Montague v. Electronic Corporation of America, 76 F. Supp. 933 (S.D.N.Y. 1948)
February 14, 1948
ELECTRONIC CORPORATION OF AMERICA et al.
McCONNELL et al.
District Court, S. D. New York.
*934 Aronstam & Karp, of New York City, for plaintiffs.
Leo J. Linder, of New York City, for defendants Electronic Corporation of America and Samuel J. Novick and Mollie F. Novick, its principal officers and directors.
Stanley J. Mayer, of New York City, for defendants David Horowitz, third officer and director, and Daniel D. Brockman, accountant.
Kaye, Scholer, Fierman & Hays, Guggenheimer & Untermyer, Irving Steinman, and Sullivan & Cromwell, all of New York City, for those defendant underwriters who have appeared.
COXE, District Judge.
These are motions by the defendants in the above-entitled actions to dismiss the amended complaints for lack of jurisdiction over the subject matter, Federal Rules of Civil Procedure, rule 12(b) (1), 28 U. S.C.A. following section 723c or, in the alternative, to require the plaintiffs to furnish undertakings for the payment of costs, including reasonable attorneys' fees. There are also cross-motions by the plaintiffs in the two actions for discovery and inspection of documents, books and papers in the possession, custody and control of certain of the defendants. F.R.C.P. 34(2).
The actions are brought by former and present stockholders of the defendant, Electronic Corporation of America (hereinafter referred to as "Electronic"), for damages for alleged untrue statements of material facts and omissions of material facts in a Registration Statement filed by Electronic with the Securities and Exchange Commission on December 3, 1945 (which became effective on January 4, 1946), in connection with a public offering of its preferred and common stock. The plaintiffs in both actions purchased Electronic securities on the public offering. Some of them sold their securities at substantial losses; others continued as stockholders, and it is alleged that their securities have greatly depreciated in value.
In the Montague action (No. 42-418) there are seventeen plaintiffs, all suing individually for their respective alleged losses. The McConnell action (No. 42-419) is a class action brought by two named plaintiffs suing on their own behalf and on behalf of all former and present preferred and common stockholders of Electronic similarly situated. Save for these differences, the amended complaints in both actions are identical.

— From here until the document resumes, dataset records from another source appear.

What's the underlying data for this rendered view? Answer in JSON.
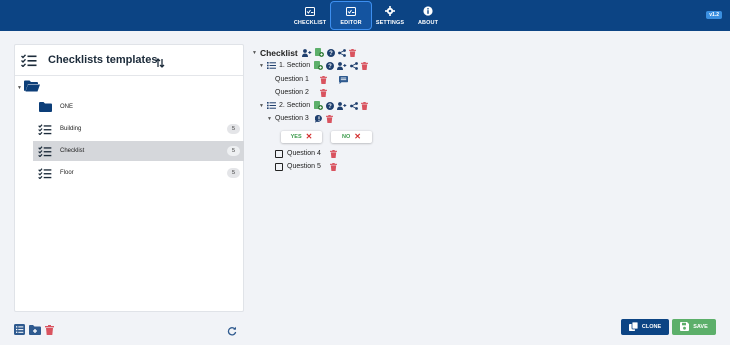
{
  "nav": {
    "items": [
      {
        "label": "CHECKLIST",
        "icon": "checklist-icon"
      },
      {
        "label": "EDITOR",
        "icon": "editor-icon"
      },
      {
        "label": "SETTINGS",
        "icon": "gear-icon"
      },
      {
        "label": "ABOUT",
        "icon": "info-icon"
      }
    ],
    "active": "EDITOR",
    "version": "v1.2"
  },
  "sidebar": {
    "title": "Checklists templates",
    "items": [
      {
        "label": "ONE",
        "icon": "folder-icon",
        "count": null
      },
      {
        "label": "Building",
        "icon": "checklist-icon",
        "count": "5"
      },
      {
        "label": "Checklist",
        "icon": "checklist-icon",
        "count": "5",
        "selected": true
      },
      {
        "label": "Floor",
        "icon": "checklist-icon",
        "count": "5"
      }
    ]
  },
  "editor": {
    "root": "Checklist",
    "section1": "1. Section",
    "q1": "Question 1",
    "q2": "Question 2",
    "section2": "2. Section",
    "q3": "Question 3",
    "yes": "YES",
    "no": "NO",
    "q4": "Question 4",
    "q5": "Question 5"
  },
  "actions": {
    "clone": "CLONE",
    "save": "SAVE"
  },
  "colors": {
    "navbar": "#0c4484",
    "accent": "#3d8ff0",
    "green": "#5caf6a",
    "red": "#d9535f",
    "clone": "#0c4484"
  }
}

The defendants in the two actions are Electronic, the issuer of the securities; the principal officers and directors of Electronic; the accountant who certified to the financial statements; and seven underwriters of Electronic's securities on the public offering.
The original complaints in the actions contained two separate causes of action. The first cause of action was stated to be under the Securities Act of 1933, as amended, 15 U.S.C.A. § 77a et seq., and alleged a series of untrue statements of material facts and omissions of material facts in the Registration Statement (including the Prospectus which, under the Rules of the Commission, must be filed as part of the Registration Statement). The second cause of action was stated to be under the Securities Exchange Act of 1934, as amended, 15 U.S.C.A. § 78a et seq., and, after repeating the allegations of the first cause of action, alleged that the defendants *935 in connection with the sales of Electronic securities "employed devices, schemes and artifices to defraud"; "engaged in transactions, practices and course of business which operated or would operate as a fraud and deceit upon the plaintiffs"; and "used and employed manipulative and deceptive devices and contrivances".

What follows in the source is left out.